The lawyer will be entitled to fees from the estate. These court and legal fees can often be five per cent of the estate. If you have a million dollar car collection the probate fees might be $50,000. A larger problem is that probate can tie up your collection for more than a year.

While you can avoid probate costs with a trust remember that it’s going to cost something to administer this trust. You will have to pay attorney fees to set the trust up and you will also have to pay to have this trust managed. If you add to your collection you will have to make sure the new acquisition is placed into the trust. It’s entirely possible that all the legal fees may be greater than the cost of going through probate.

Insurance and Your Trust

Some kinds of property are cumbersome to keep in a trust. It’s not a legal problem, just a practical one. A car collection where you use the cars on a regular basis is a good example. Some lenders, and insurance companies, are confused by cars that technically are owned by trusts but driven on a regular basis. When banks and insurance companies get confused they just say no. You should be able to find an insurance company that will cooperate but you need to investigate this prior to setting up a trust.

Revocable and Irrevocable Trusts

There are two types of trusts. Both are set up and go into effect while you’re still alive. The difference is what happens if you change your mind about the cars in your collection. Actually the important question is if you can even change your mind. If you place your car collection into a revocable trust you may remove the property and terminate the trust at any time, but with an irrevocable trust future changes will be more complicated.

Estate lawyers often refer to a revocable trust as a living trust and they sell it as the perfect way to avoid probate expenses. You won’t save any federal taxes by putting your collection into a revocable trust because the IRS treats a revocable trust as being invisible. That means the government can use the collection as an asset when they calculate your financial worth.

The main reason for setting up a revocable trust is to prepare the trust to accept assets when you no longer have the ability to manage your own affairs. As soon as you die, or become incapacitated, the revocable trust will become an irrevocable trust and a trustee will manage it. In this way a revocable trust can be a partial substitute for a will.

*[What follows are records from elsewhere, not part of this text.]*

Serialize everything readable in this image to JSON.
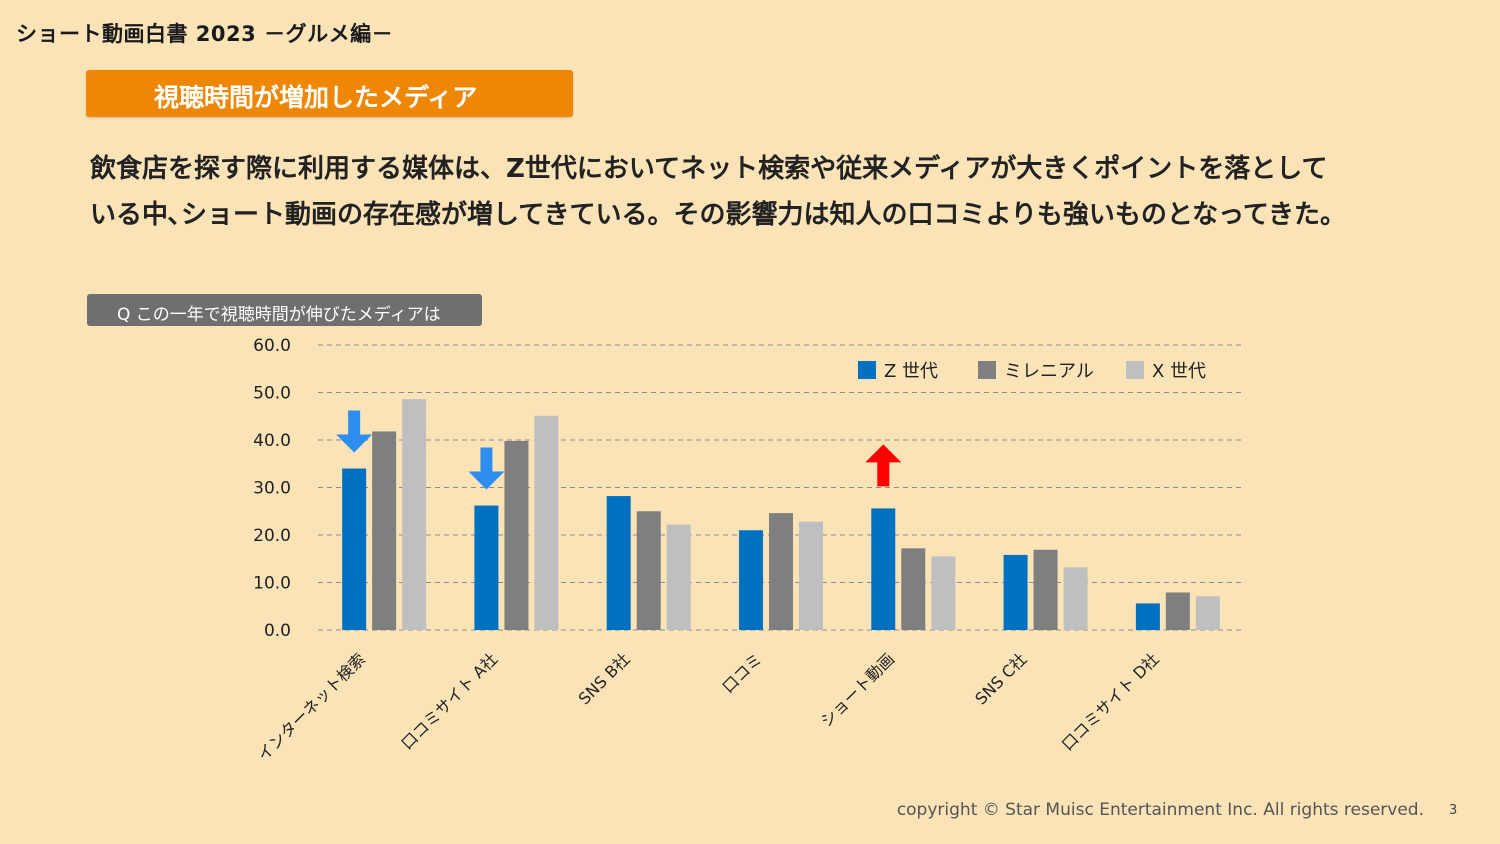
{
  "header": {
    "doc_title": "ショート動画白書 2023 －グルメ編－",
    "section_title": "視聴時間が増加したメディア"
  },
  "lead": {
    "line1": "飲食店を探す際に利用する媒体は、Z世代においてネット検索や従来メディアが大きくポイントを落として",
    "line2": "いる中､ショート動画の存在感が増してきている。その影響力は知人の口コミよりも強いものとなってきた。"
  },
  "question_label": "Q この一年で視聴時間が伸びたメディアは",
  "chart_data": {
    "type": "bar",
    "categories": [
      "インターネット検索",
      "口コミサイト A社",
      "SNS B社",
      "口コミ",
      "ショート動画",
      "SNS C社",
      "口コミサイト D社"
    ],
    "series": [
      {
        "name": "Z 世代",
        "color": "#0070c0",
        "values": [
          34.0,
          26.2,
          28.2,
          21.0,
          25.6,
          15.8,
          5.6
        ]
      },
      {
        "name": "ミレニアル",
        "color": "#7f7f7f",
        "values": [
          41.8,
          39.8,
          25.0,
          24.6,
          17.2,
          16.9,
          7.9
        ]
      },
      {
        "name": "X 世代",
        "color": "#bfbfbf",
        "values": [
          48.6,
          45.1,
          22.2,
          22.8,
          15.5,
          13.2,
          7.1
        ]
      }
    ],
    "yticks": [
      "60.0",
      "50.0",
      "40.0",
      "30.0",
      "20.0",
      "10.0",
      "0.0"
    ],
    "ylim": [
      0,
      60
    ],
    "grid": true,
    "legend": "top-right",
    "annotations": [
      {
        "category": "インターネット検索",
        "series": "Z 世代",
        "direction": "down",
        "color": "#2e8ef0"
      },
      {
        "category": "口コミサイト A社",
        "series": "Z 世代",
        "direction": "down",
        "color": "#2e8ef0"
      },
      {
        "category": "ショート動画",
        "series": "Z 世代",
        "direction": "up",
        "color": "#ff0000"
      }
    ]
  },
  "footer": {
    "copyright": "copyright © Star Muisc Entertainment Inc. All rights reserved.",
    "page": "3"
  }
}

Property that you place in an irrevocable trust is no longer considered part of your taxable estate. That means your car collection typically isn’t included in your estate’s value when it comes to determining if you owe estate or inheritance taxes. Once your car collection is placed into an irrevocable trust you can’t retrieve the cars though. Your car collection now belongs to the trust, not to you.

The Trustee

With a revocable trust you can change the trustee any time you want. With an irrevocable trust you have essentially given up control so the decision about who will be the trustee is paramount.

Most often the persons who set up the trust appoints themselves as the trustees. A cynic might add that this is because no one wants to manage your trust if it’s less than ten million dollars. These same cynics would add that if your car collection is worth only a few million the best you can hope for is an 800 number should you have a question.

The downside of appointing yourself as trustee of an irrevocable trust is that you may very well defeat the purpose of the trust. If you have any discretion as the trustee with trust asset distributions these assets may be included in your estate for tax, Medicaid, bankruptcy, debt collection and other purposes. As each individual’s circumstances vary and the laws differ within the States, be sure to discuss the disposition of your collection with your estate-planning attorney.

You need to begin giving some consideration about where your cars are going to end up. It could very well be that after you talk to your children about your collection your next call is to an auction house.